El despiadado ataque de Hamas en la madrugada del sábado 7 de octubre fue una sorpresa. El muy prestigioso servicio de inteligencia de Israel no fue capaz de prever una ofensiva por tierra, mar y aire que segó en pocas horas la vida de cientos de personas: los asistentes a un festival musical y decenas de personas -hombres, mujeres, niños- en sus hogares.
El general retirado Yaakov Amidror, exconsejero de Seguridad Nacional israelí, sostuvo que fue “un enorme fracaso del sistema de inteligencia y del aparato militar”.
Hubo quienes anticiparon lo ocurrido. No en la forma en que ocurrió sino como la inevitable conclusión de una larga política de hostigamiento. “Un error fatal”, escribió el historiador israelí Jacob Talmon al primer ministro Begin, al referirse a la política de ocupación y a los asentamientos en Cisjordania y en Gaza.
Premonitoriamente, tituló su misiva “La patria en peligro”.
Eso fue hace más de 40 años. Menos de 40 años antes, cuando nació Israel, el espíritu de los fundadores era muy distinto. Afirmaba el acta de la independencia: “Exhortamos… a los habitantes árabes del Estado de Israel a mantener la paz y participar en la construcción del Estado sobre la base de plenos derechos civiles y de una representación adecuada en todas sus instituciones provisionales y permanentes”. Parecido gesto se hizo entonces a los países árabes.

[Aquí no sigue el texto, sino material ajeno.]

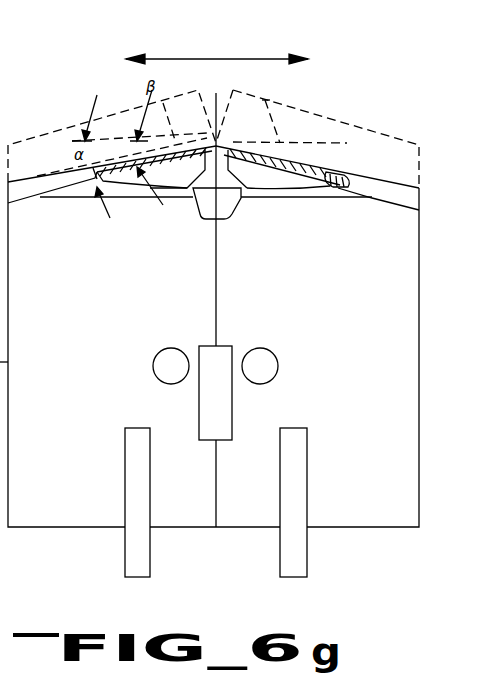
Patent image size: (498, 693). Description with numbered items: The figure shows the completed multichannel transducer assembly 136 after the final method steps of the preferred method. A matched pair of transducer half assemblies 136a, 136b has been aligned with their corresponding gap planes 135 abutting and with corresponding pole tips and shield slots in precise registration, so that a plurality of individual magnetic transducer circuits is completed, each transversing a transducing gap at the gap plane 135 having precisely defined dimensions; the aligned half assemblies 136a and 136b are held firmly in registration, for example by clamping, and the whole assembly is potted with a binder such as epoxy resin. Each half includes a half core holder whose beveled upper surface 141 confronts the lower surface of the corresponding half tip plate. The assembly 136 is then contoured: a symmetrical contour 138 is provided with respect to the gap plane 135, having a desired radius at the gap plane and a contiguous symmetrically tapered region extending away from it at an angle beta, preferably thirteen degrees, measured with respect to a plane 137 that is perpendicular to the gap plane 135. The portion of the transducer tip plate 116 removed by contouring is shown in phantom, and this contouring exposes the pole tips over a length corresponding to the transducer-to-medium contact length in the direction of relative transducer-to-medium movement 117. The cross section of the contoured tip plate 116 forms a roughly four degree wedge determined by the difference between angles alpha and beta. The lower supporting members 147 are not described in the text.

The direction of relative transducer-to-medium movement 117 is at (210, 58).
The multichannel transducer assembly 136 is at (316, 87).
The gap plane 135 is at (242, 275).
The plane perpendicular to the gap plane 137 is at (297, 140).
The symmetrical contour 138 is at (222, 138).
The transducer tip plate 116 is at (307, 167).
The beveled upper surface of the holder 141 is at (328, 187).
The transducer half assembly 136b is at (108, 357).
The transducer half assembly 136a is at (352, 357).
The legs 147 is at (280, 542).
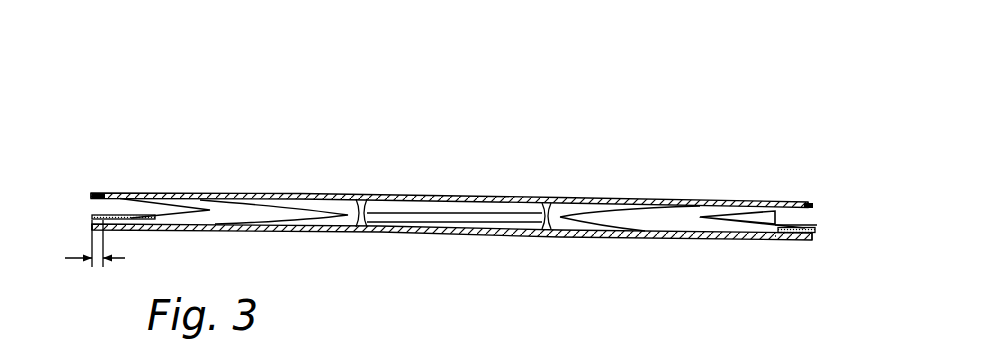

Pese a tales propósitos, el rechazo árabe al nuevo Estado generó a lo largo de los tres cuartos de siglo siguientes, un ambiente de permanente beligerancia y un cambio de fondo en la actitud de buena parte de la sociedad israelí.
La de 2023 es una guerra poco común… si es que hay conflictos armados que sean comunes.
Pese a sus raíces bíblicas, Israel es un estado moderno. Su actual adversario es un movimiento calificado como terrorista por Estados Unidos y sus aliados, cuya base de operaciones es Gaza, ciudad con una historia que se remonta al siglo XV antes de Cristo.
La fundación del Estado de Israel fue el resultado esperado de la decisión de la ONU del 29 de noviembre de 1947 de dividir el territorio de Palestina en dos Estados: uno judío y otro árabe.
El movimiento sionista con David Ben Gurión a la cabeza, pragmático, aceptó la resolución. Pero los árabes (palestinos y no palestinos) bajo un liderazgo más cerrado ideológicamente, no aceptaron la resolución que les daba también a ellos un estado. Era todo o nada.
Desde entonces han estallado cuatro guerras “formales” e innumerables incidentes sangrientos. Algunos gobiernos han moderado sus acciones, pero no así los grupos extremistas.
Esta polarización hace que nadie se atreva ahora a pronosticar el resultado final ni la duración de los enfrentamientos.
Paradojalmente, representantes del extremismo israelí -más allá de convocatoria a la unidad nacional- han reaccionado en términos que recuerdan las peores expresiones antisemitas.
Se han emitido amenazas de exterminio contra los terroristas de Hamas con medidas extremas: “No se activará ni un solo interruptor eléctrico, ni un solo grifo se abrirá, y no entrará ni un solo camión de combustible hasta que los rehenes israelíes regresen a casa”, proclamó el ministro de Energía, Israel Katz, en las redes sociales. Otras voces hablan de un “desastre humanitario”.
Ni el tiempo ni las heridas han corregido el “error” que denunció Talmon en 1980.